Particle detector

A particle detector is a device or instrument for detecting free, moving molecules, atoms or elementary particles. Since particles with very different properties can be detected with particle, there are many different particles and radiation detectors with different operating principles. For most detectors, the incident particles are registered as individual events; the average number of events per unit time is then called count rate.

Proof of electromagnetic interaction with matter

Gas-filled ionization detectors

• Ionization chamber: Here, the electrical charge generated by ionizing radiation is measured either as a single current pulses or, in some applications as an integrated stream.
• Proportional counter
• Geiger- Müller counter: Counts individual ionizing particles regardless of their type and energy. Suitable Depending on the structure ( entrance window ) and fill gas for different particles
• Spark counter ( streamer chamber )
• Straw - detector
• Multi-wire proportional chamber ( short wire chamber, English multi -wire proportional chamber, MWPC. )
• Track drift chamber (german time projection chamber, TPC)
• Resistive plate chamber ( engl. resistive plate chamber, RPC)
• Microstructured gas detectors (English micro -pattern gas detector, MPGD ) achieve by reducing the read-out structures better spatial resolution than 'conventional' gas detectors and therefore represent an active research area dar. These include: Gas Electron Multiplier (abbreviated GEM)
• Micromegas (English for Gaseous micromesh structure )

Semiconductor detectors

In semiconductor detectors of ionizing radiation produced similar ionization chambers (see above) free electric charges. These pulses are ( eg, transistors ) reinforced by appropriate circuits that can be assembled directly to the detector.

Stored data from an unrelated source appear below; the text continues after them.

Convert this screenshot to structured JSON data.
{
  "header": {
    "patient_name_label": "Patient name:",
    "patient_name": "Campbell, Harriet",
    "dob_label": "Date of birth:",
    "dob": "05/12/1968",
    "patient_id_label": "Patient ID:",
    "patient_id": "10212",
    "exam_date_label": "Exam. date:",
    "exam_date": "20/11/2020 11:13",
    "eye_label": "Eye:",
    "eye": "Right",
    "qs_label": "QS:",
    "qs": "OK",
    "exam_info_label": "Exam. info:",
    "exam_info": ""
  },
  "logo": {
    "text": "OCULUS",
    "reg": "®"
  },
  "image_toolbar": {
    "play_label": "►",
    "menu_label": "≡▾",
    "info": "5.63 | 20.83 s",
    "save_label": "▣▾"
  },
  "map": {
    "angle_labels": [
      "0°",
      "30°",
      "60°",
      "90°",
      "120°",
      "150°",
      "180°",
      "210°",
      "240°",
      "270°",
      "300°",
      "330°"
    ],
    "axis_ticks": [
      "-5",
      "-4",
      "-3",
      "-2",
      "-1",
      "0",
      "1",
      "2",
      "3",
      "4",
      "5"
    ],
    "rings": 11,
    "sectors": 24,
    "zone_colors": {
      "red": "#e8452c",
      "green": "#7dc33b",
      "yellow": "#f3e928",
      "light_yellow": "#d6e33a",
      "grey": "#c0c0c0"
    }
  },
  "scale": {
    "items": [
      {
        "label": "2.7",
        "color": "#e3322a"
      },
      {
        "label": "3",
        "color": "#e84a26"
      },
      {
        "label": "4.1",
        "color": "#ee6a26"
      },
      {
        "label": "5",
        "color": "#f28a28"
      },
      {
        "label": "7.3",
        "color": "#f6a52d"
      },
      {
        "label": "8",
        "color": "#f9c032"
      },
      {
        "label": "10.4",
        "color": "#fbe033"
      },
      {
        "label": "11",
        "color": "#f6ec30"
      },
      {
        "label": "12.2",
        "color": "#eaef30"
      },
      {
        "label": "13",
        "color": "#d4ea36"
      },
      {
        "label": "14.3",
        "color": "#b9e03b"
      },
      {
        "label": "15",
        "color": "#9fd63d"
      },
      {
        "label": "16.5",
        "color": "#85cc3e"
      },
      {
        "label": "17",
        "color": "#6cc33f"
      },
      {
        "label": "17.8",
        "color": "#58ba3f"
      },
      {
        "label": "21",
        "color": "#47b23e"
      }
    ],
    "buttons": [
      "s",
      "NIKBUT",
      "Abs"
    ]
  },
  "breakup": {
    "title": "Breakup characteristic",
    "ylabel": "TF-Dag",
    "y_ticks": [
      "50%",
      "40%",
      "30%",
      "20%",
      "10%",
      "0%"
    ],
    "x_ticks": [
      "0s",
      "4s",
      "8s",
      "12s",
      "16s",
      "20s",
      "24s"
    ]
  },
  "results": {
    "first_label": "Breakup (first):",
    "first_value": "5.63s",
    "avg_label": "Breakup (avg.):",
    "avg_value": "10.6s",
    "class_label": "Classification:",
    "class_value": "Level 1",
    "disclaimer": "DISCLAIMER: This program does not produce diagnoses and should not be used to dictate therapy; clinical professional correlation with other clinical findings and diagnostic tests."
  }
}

So can be used silicon pin photodiode in reverse direction at low operating voltage in a shielded light-tight and sensitive, high-impedance amplifier and subsequent noise-canceling discriminator or comparator.

Scintillation detectors

The scintillation detector is a detector that exploits the property of different materials to convert the excitation generated on passage of ionizing particles into light. The generated light is a function of the energy emitted by the particles. The resulting flash of light is detected, for example with a photocell with a downstream secondary electron multiplier.

Track detectors

• Bubble chamber
• Diffusion chamber
• Wire chamber
• Hodoscope
• Spark chamber
• Cloud chamber

Cherenkov detectors

A Cherenkov detector is a detector that uses the Cherenkov effect for the detection of particles. There are various designs, ranging from measuring whether light is emitted ( threshold detector ), up to the determination of the direction and angle of the light cone (for example RICH and DIRC ).

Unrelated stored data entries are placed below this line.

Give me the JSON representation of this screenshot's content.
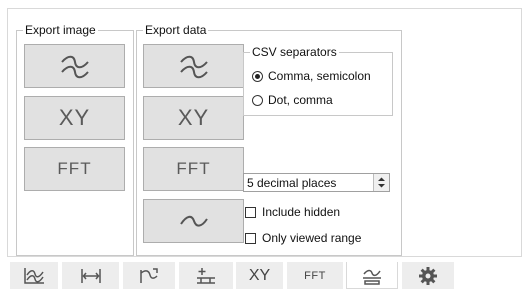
{
  "export_image": {
    "title": "Export image",
    "xy_label": "XY",
    "fft_label": "FFT"
  },
  "export_data": {
    "title": "Export data",
    "xy_label": "XY",
    "fft_label": "FFT"
  },
  "csv_separators": {
    "title": "CSV separators",
    "options": [
      {
        "label": "Comma, semicolon",
        "selected": true
      },
      {
        "label": "Dot, comma",
        "selected": false
      }
    ]
  },
  "decimal_places": {
    "value": "5 decimal places"
  },
  "checkboxes": [
    {
      "label": "Include hidden",
      "checked": false
    },
    {
      "label": "Only viewed range",
      "checked": false
    }
  ],
  "tabs": {
    "xy": "XY",
    "fft": "FFT",
    "active_tab": "export-tab"
  },
  "icons": [
    "waveform-icon",
    "horizontal-range-icon",
    "trigger-icon",
    "cursor-icon",
    "xy-tab",
    "fft-tab",
    "export-icon",
    "gear-icon"
  ]
}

Cherenkov detectors can be very large and therefore suitable as neutrino detectors.

Other methods

• Transition Radiation Detector (English Transition Radiation Detector TRD short ): These detectors usually consist of a stack of sheets perpendicular to the direction of the Teilchendurchgangs. By detection of the transition radiation, it is possible to identify the passing particles.
• Particle detectors, which detect slow electrons or ions: the particles solve one or more electrons from a suitable surface, they are in a secondary electron multiplier ( channeltron for example ) multiplied and detected
• Electromagnetic calorimeter

Evidence of uncharged particles

• Neutron detectors: Fast neutrons (mostly protons) detected via elastic initiated charged particles.
• Slow and thermal neutrons can be detected by appropriate nuclear reactions (for example with 10Bor ) and detection of the resulting charged particles.